A few years back, Coppola was called on by the Westchester County Department of Senior Programs and Services to participate in Take Your Grandparent to Work Day. Due to the logistical limitations of the request, Coppola and her students brought their work to the senior citizens. “We had support from IBM—we had laptops with a network—and we taught the seniors to make photo greeting cards using their photos of family and friends,” she says. “After that experience I knew we had found something special.”
Afterwards, Coppola co-developed a service-learning course called “Intergenerational Computing,” which was first offered to Pace students in spring 2006. This small class was the first formal incarnation of what Coppola and her students are researching today.

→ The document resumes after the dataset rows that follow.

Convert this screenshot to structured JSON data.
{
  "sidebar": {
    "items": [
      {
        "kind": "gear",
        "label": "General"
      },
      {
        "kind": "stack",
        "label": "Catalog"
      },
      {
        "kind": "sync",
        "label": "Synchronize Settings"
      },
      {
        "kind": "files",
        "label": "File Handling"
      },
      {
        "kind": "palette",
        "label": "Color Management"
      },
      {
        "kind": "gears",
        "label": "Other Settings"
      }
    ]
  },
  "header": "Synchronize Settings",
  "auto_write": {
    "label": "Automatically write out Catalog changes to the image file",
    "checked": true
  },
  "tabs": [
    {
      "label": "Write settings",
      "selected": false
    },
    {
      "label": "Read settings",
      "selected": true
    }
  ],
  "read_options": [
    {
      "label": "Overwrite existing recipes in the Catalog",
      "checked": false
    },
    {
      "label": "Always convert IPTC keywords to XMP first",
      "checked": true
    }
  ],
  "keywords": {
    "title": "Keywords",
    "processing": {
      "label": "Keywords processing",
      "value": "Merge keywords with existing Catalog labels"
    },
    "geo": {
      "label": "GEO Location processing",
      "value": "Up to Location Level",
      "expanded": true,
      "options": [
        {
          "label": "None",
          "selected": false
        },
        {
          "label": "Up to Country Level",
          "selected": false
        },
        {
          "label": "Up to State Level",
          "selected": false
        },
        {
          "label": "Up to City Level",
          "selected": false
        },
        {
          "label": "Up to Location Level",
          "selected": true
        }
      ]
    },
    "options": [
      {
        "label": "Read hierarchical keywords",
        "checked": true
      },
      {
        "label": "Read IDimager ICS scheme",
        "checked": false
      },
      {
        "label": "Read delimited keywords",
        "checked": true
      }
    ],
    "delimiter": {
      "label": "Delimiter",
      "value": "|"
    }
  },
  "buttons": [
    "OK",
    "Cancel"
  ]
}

The students, who also learn about social gerontology and technology in action, go through sensitivity training so that they are better able to understand the needs of senior citizens. The training, which is conducted by Drury and Wexler, involves students using everything from wheelchairs, walkers, and leg weights to experience limited mobility, to glasses and earplugs that simulate vision and hearing impairments, to popcorn in shoes to create a feeling like arthritis. This creative and necessary part of training helps ensure students have a new awareness of their senior citizen pupils and instills in them a patience that is necessary when working with senior citizens.
The course has expanded and evolved since its introduction in 2006. Coppola’s gained new community partners including nursing homes, adult day care centers, and centers that cater to people living with cerebral palsy. In addition, the research team has partnered with Telekin.com for the donation of touch-screen computers and CogniFit.com, which has donated 1,000 licenses for their brain fitness software.
As words like Google, Twitter, and wiki enter our everyday lexicon, seniors are increasingly eager to learn about computing and technology. Through Coppola’s research program, Pace is helping provide seniors with the tools they need to use a computer, navigate the internet, and participate in social media.
“Just the other day I had one of the [senior] ladies come up to me and say ‘I think you really can teach an old dog new tricks,’” says Coppola.
For more information about Jean Coppola, PhD, and the work of Pace University Gerontechnology Program, click here.
Editor’s Note: Since publication, The Los Angeles Times featured Pace’s gerontechnology program headed by computer science professor Jean Coppola, PhD, and nursing professors Sharon Wexler, PhD, and Lin Drury, PhD, on March 20, 2012. The same day, Coppola was honored by Cerebral Palsy of Westchester which declared the day “Jean Coppola Day” for the work she does teaching technology to older adults.